Assert Memory & List Bounds Memory

Two memory toggles — Assert Memory (Visual Assert) and List Bounds Memory (Scroll) — that reuse a recent result when the screen is unchanged instead of resolving from scratch. Both validate before reuse.

Two interactions have memory toggles distinct from Position Memory: Visual Assert uses Assert Memory, and Scroll uses List Bounds Memory. Both let Mavster reuse a recent result when the screen still matches, and fall back to a fresh resolution when it doesn't.

Assert Memory (Visual Assert)

The verbatim label and description in the editor:

Assert Memory

"Memorized asserts enabled. Cost savings and improved execution speed across runs. Automatically validates before use."

On by default. Repeated runs of the same assert on the same screen cost much less than cold-start runs. When off, every Visual Assert pays the full cost on every run.

List Bounds Memory (Scroll)

The verbatim label and description in the editor:

List Bounds Memory

"Skips the expensive list identification AI call when the screen looks the same."

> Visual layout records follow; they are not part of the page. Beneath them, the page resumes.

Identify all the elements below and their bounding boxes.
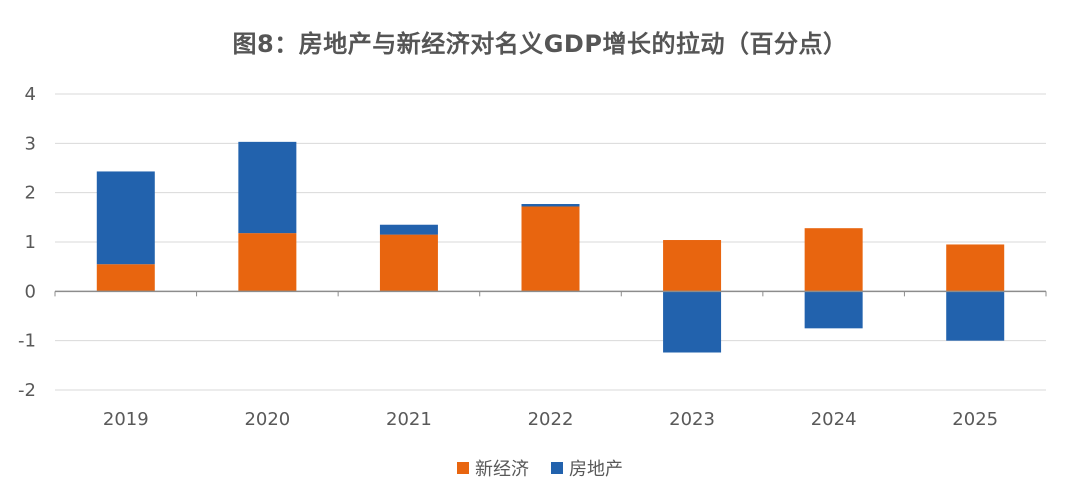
x-tick-label-2019: 2019 [103,409,149,430]
bar-new-economy-2019 [96,264,155,292]
bar-real-estate-2025 [946,291,1005,341]
bar-real-estate-2019 [96,171,155,265]
legend-item-new-economy: 新经济 [457,455,529,481]
x-tick-label-2020: 2020 [244,409,290,430]
bar-new-economy-2021 [379,234,438,292]
y-tick-label-0: -2 [18,380,36,401]
y-tick-label-5: 3 [25,133,36,154]
bar-real-estate-2021 [379,224,438,235]
legend-item-real-estate: 房地产 [551,455,623,481]
bars [96,141,1005,353]
bar-real-estate-2022 [521,204,580,207]
x-tick-label-2024: 2024 [811,409,857,430]
bar-new-economy-2024 [804,228,863,292]
x-tick-label-2022: 2022 [528,409,574,430]
axis-labels: -2 -1 0 1 2 3 4 2019 2020 2021 2022 2023 2024 2025 [18,84,998,430]
bar-real-estate-2023 [663,291,722,353]
legend-label-new-economy: 新经济 [475,459,529,480]
bar-new-economy-2020 [238,233,297,292]
axes [54,290,1047,297]
bar-real-estate-2024 [804,291,863,329]
legend-swatch-real-estate [551,462,563,474]
chart-title: 图8：房地产与新经济对名义GDP增长的拉动（百分点） [232,30,848,58]
bar-new-economy-2023 [663,240,722,292]
x-tick-label-2023: 2023 [669,409,715,430]
x-tick-label-2021: 2021 [386,409,432,430]
legend: 新经济 房地产 [0,455,1080,481]
bar-new-economy-2025 [946,244,1005,292]
y-tick-label-4: 2 [25,183,36,204]
x-tick-label-2025: 2025 [952,409,998,430]
legend-label-real-estate: 房地产 [569,459,623,480]
legend-swatch-new-economy [457,462,469,474]
y-tick-label-1: -1 [18,331,36,352]
bar-new-economy-2022 [521,206,580,292]
y-tick-label-3: 1 [25,232,36,253]
bar-real-estate-2020 [238,141,297,234]
y-tick-label-6: 4 [25,84,36,105]
y-tick-label-2: 0 [25,281,36,302]
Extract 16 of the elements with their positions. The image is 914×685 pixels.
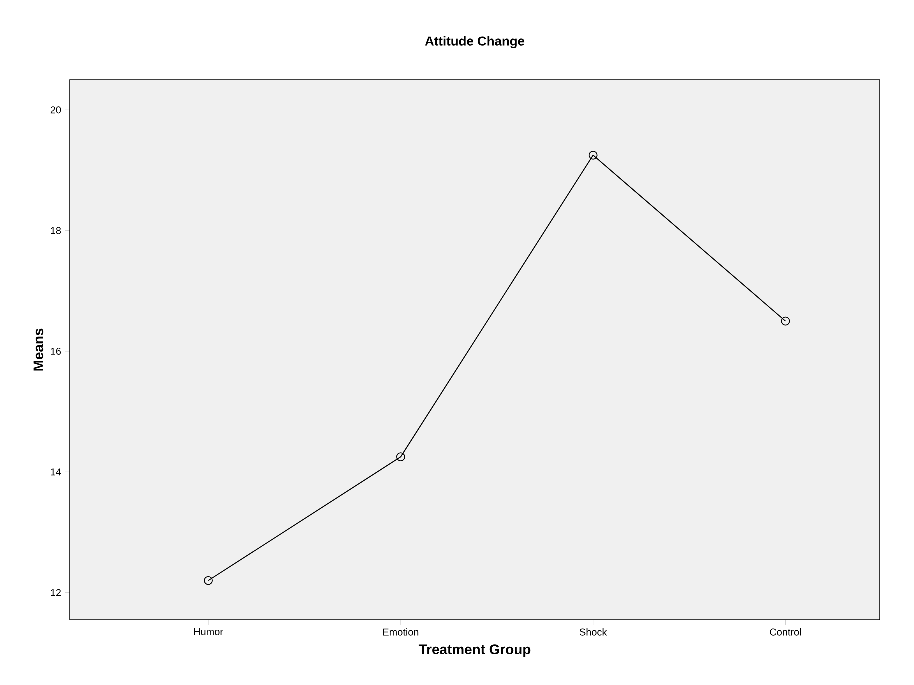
x-tick-label: Emotion (383, 628, 419, 636)
y-tick-label: 18 (51, 227, 62, 234)
chart-title: Attitude Change (425, 36, 525, 48)
y-axis-title: Means (34, 328, 44, 371)
point (781, 316, 790, 326)
y-tick-label: 14 (51, 468, 62, 476)
y-tick-label: 12 (51, 589, 61, 596)
y-tick-label: 16 (51, 348, 62, 356)
point (588, 150, 598, 160)
x-tick-label: Humor (194, 628, 224, 636)
x-tick-label: Shock (580, 628, 608, 636)
x-axis-title: Treatment Group (418, 644, 531, 658)
x-tick-label: Control (770, 628, 802, 636)
point (396, 452, 406, 462)
point (204, 576, 213, 586)
y-tick-label: 20 (50, 106, 62, 114)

On by default. When off, every Scroll step has to identify its target region from scratch.

When to turn them off

  • Screens that change continuously — a feed of live content where the same assert finds different anchors each run.
  • Lists with dynamically-loaded structure — infinite scrolls where the list bounds redraw as new content arrives.
  • First-time debugging of a flaky step — disable to rule out stale memory, then turn back on once stable.

Cost framing

These two toggles together drive most of the cost gap between a fresh test and one that's been run a few times. Leaving both on is dramatically cheaper than leaving them off, with effectively no downside on stable screens.